An outsider, not rooted in the class struggles of the past, Hearn would be a bold and welcome edition to the game, but he is part of the self-styled ‘London Elite’ so despised by the traditionalist fans within the game. However, much like the Brexit negotiations, the sport doesn’t have a clear objective for discussions with Hearn. The Challenge Cup would be a perfect opportunity to test some of Hearn’s methods. The Cup no longer holds any prominence within the wider sporting calendar, tucked away at the busiest bank holiday of the year. The annual pilgrimage of the working mens clubs and amateur clubs down to Wembley has dwindled and the competition needs a relaunch if it is to survive another century.

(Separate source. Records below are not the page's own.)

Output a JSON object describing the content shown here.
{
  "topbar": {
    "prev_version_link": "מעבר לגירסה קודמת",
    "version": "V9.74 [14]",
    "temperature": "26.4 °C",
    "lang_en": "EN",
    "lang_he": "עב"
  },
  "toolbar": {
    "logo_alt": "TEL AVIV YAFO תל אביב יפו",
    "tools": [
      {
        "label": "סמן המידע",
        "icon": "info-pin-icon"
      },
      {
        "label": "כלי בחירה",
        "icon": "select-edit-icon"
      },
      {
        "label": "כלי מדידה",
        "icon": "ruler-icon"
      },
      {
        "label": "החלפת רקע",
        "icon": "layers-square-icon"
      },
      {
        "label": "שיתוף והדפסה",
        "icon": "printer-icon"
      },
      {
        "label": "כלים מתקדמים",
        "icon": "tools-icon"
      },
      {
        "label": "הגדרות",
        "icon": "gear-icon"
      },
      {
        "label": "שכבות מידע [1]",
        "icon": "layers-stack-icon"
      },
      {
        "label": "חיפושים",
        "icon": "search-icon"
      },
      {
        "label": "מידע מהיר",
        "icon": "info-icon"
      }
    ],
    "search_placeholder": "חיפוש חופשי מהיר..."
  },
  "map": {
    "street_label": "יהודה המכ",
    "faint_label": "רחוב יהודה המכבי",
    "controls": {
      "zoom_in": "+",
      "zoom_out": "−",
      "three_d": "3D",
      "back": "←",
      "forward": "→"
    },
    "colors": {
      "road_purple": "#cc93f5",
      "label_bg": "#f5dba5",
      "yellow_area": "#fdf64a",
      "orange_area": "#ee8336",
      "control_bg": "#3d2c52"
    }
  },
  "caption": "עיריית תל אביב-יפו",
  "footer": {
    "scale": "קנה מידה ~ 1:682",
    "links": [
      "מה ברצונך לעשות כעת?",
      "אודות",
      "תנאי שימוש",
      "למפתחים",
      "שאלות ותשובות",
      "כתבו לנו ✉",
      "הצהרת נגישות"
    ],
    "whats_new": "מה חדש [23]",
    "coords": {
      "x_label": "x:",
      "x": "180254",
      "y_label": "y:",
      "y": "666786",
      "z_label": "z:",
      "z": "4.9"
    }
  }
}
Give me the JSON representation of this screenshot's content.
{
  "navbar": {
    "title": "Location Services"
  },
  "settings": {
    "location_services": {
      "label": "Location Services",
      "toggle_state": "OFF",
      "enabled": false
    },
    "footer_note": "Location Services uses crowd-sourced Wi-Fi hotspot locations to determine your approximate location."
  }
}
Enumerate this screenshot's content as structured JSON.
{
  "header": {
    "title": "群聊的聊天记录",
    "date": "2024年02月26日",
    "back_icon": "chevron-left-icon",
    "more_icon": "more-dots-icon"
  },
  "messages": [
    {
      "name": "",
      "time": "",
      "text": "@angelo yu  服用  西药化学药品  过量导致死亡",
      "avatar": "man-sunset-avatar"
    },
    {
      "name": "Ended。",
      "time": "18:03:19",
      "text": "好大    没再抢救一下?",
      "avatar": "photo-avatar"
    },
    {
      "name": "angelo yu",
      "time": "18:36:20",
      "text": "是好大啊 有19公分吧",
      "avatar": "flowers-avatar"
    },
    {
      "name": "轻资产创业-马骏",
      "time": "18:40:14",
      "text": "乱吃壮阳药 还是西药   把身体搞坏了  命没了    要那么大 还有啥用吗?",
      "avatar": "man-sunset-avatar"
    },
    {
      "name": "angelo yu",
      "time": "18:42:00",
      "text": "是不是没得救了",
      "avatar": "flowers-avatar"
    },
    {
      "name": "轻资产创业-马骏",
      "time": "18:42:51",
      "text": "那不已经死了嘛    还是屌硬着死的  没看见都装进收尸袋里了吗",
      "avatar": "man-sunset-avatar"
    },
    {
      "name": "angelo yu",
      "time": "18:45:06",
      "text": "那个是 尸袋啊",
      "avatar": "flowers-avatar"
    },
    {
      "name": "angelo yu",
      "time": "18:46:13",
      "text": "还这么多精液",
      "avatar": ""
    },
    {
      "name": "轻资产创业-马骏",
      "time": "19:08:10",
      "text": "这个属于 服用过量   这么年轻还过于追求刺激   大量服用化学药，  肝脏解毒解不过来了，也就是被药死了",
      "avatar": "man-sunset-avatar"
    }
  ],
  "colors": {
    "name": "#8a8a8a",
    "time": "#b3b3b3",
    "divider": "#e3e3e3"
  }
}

The Brexit vote itself was a culmination of decades of resentment to feelings of being ignored in a rapidly changing world. Yet pride in League remains deeper than the political ties that are changing so rapidly. The jobs may have left town, but the clubs remain in some form or another. The big Super League clubs now hope to take money away from the heartlands of Barrow, Batley, Featherstone and Keighley. By the end of the Brexit negotiations, Super League could have a new structure, new clubs and a much less lucrative TV deal. Those smaller clubs could fall by the wayside.
At the same time, Labour will have tightened its grip on its London power base and will have been forced to confront the issue of Brexit. With the party so heavily rooted in London (Corbyn, McDonnell, Starmer, Thornberry, and Abbott all sit as MPs there) it will be difficult to satisfy both the city and the industrial folk that have formed the bedrock of the party’s success through history.
The stakes are high for both the sport and the party as we enter a transition phase in Britain’s history. What emerges over the next thirty years will be forged in the next two. For both League and Labour’s sakes, the heartlands and the working class must have a voice in the New Britain. But they must also grow and evolve to fit the new urban landscape. Some people are going to be very disappointed along the way. Bring it on.